If Crampton, like Dr. Grantly, were “a fitting impersonation of the church militant here on earth,” a rigid defender of the status quo, the dislike both Archdeacons provoke could be neatly interpreted (as I think it can be, in Trollope’s case) as a call for the Church to reform, to live up to its professed spiritual ideals rather than insisting indignantly on its worldly authority and privilege.

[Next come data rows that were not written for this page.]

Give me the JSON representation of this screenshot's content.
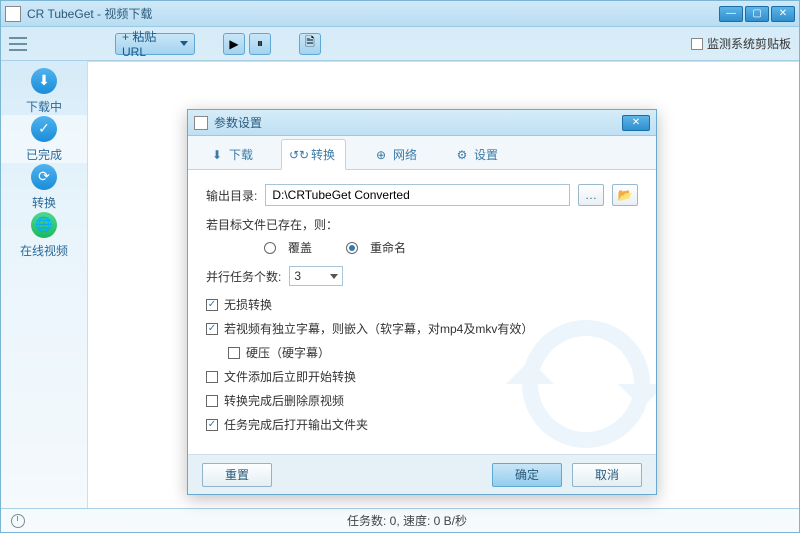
{
  "window": {
    "title": "CR TubeGet - 视频下载"
  },
  "toolbar": {
    "paste_url": "+ 粘贴URL",
    "monitor_clipboard": "监测系统剪贴板"
  },
  "sidebar": {
    "items": [
      {
        "label": "下载中"
      },
      {
        "label": "已完成"
      },
      {
        "label": "转换"
      },
      {
        "label": "在线视频"
      }
    ]
  },
  "dialog": {
    "title": "参数设置",
    "tabs": {
      "download": "下载",
      "convert": "转换",
      "network": "网络",
      "settings": "设置"
    },
    "output_label": "输出目录:",
    "output_path": "D:\\CRTubeGet Converted",
    "exists_label": "若目标文件已存在，则：",
    "overwrite": "覆盖",
    "rename": "重命名",
    "parallel_label": "并行任务个数:",
    "parallel_value": "3",
    "lossless": "无损转换",
    "subtitle_main": "若视频有独立字幕，则嵌入（软字幕，对mp4及mkv有效）",
    "subtitle_hard": "硬压（硬字幕）",
    "start_on_add": "文件添加后立即开始转换",
    "delete_source": "转换完成后删除原视频",
    "open_folder": "任务完成后打开输出文件夹",
    "reset": "重置",
    "ok": "确定",
    "cancel": "取消"
  },
  "status": {
    "text": "任务数: 0, 速度: 0 B/秒"
  }
}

Instead, however, it turns out that one of the main reasons Crampton is disliked is that he was overzealous (as the other characters see it) in prosecuting a priest, Father John, accused of sexually molesting young boys. “The offences had been more a question of inappropriate fondling and caresses than of serious sexual abuse,” reflects Father Martin, another of the priests at the Seminary where Father John now resides, and the punishment might have been light if Crampton hadn’t “busied himself in finding additional evidence,” as a result of which Father John ended up serving time in jail. Father Martin considers Crampton’s pursuit of Father John “inexplicable”: “there was something irrational about the whole business.”

Everyone at the Seminary is sympathetic towards Father John, who seems as kind and unworldly as Trollope’s aged Bishop. If their tolerance were shown as priests closing ranks to protect one of their own, or the Church more generally, from damaging exposure, that would be one thing: then, again, a critical inference could be drawn–especially if solving the murder required them eventually to confront and regret their defense of a convicted pedophile, however otherwise likable he might be. Alternatively, I suppose, Father John’s case could have been used as an explicit model of sin, penance, and forgiveness: he has done his time, and if he were remorseful it could be worth exploring how or whether he was entitled to regain his standing in the Church. Unfortunately, though, the novel overall offers nothing to counter Father Martin’s perspective that Father John has been hard done by: that he has been punished with undue severity for a little harmless “fondling” of choir boys. It’s not just his fellow priests but also Emma Lavenham, English professor and emergent love interest for Commander Dalgliesh, who treats him with indulgent kindness; Dalgliesh himself, James’s moral avatar, expresses more concern about Father John’s trial and imprisonment (“which must,” he reflects, “have been an appallingly traumatic experience”) than he does about the priest’s young victims, whose trauma goes unacknowledged by anyone. Apparently it’s not that the Church needs to be held accountable for enabling and sheltering Father John but that his accusers, the Archdeacon among them, by making much ado about almost nothing, should be ashamed for blighting a good man’s life.

Death in Holy Orders does not ultimately turn on Father John’s history with the Archdeacon; his backstory is not central to the murder investigation but simply adds another (supposedly) unpleasant dimension to what we know about the murder victim. I suppose that could be an argument for not paying too much attention to it, except that the more I think about it, the more creepy that makes its treatment. It’s hard not to conclude that James herself considers accusations of that sort incidental–a lot of unnecessary and damaging fuss in a world, and a Church, with bigger problems. Surely, though, her reforming Archdeacon deserved at least as vigorous a defense as Trollope’s: that James allows Crampton to die cruelly and unmourned puts James out of step with the literary lineage she claimed.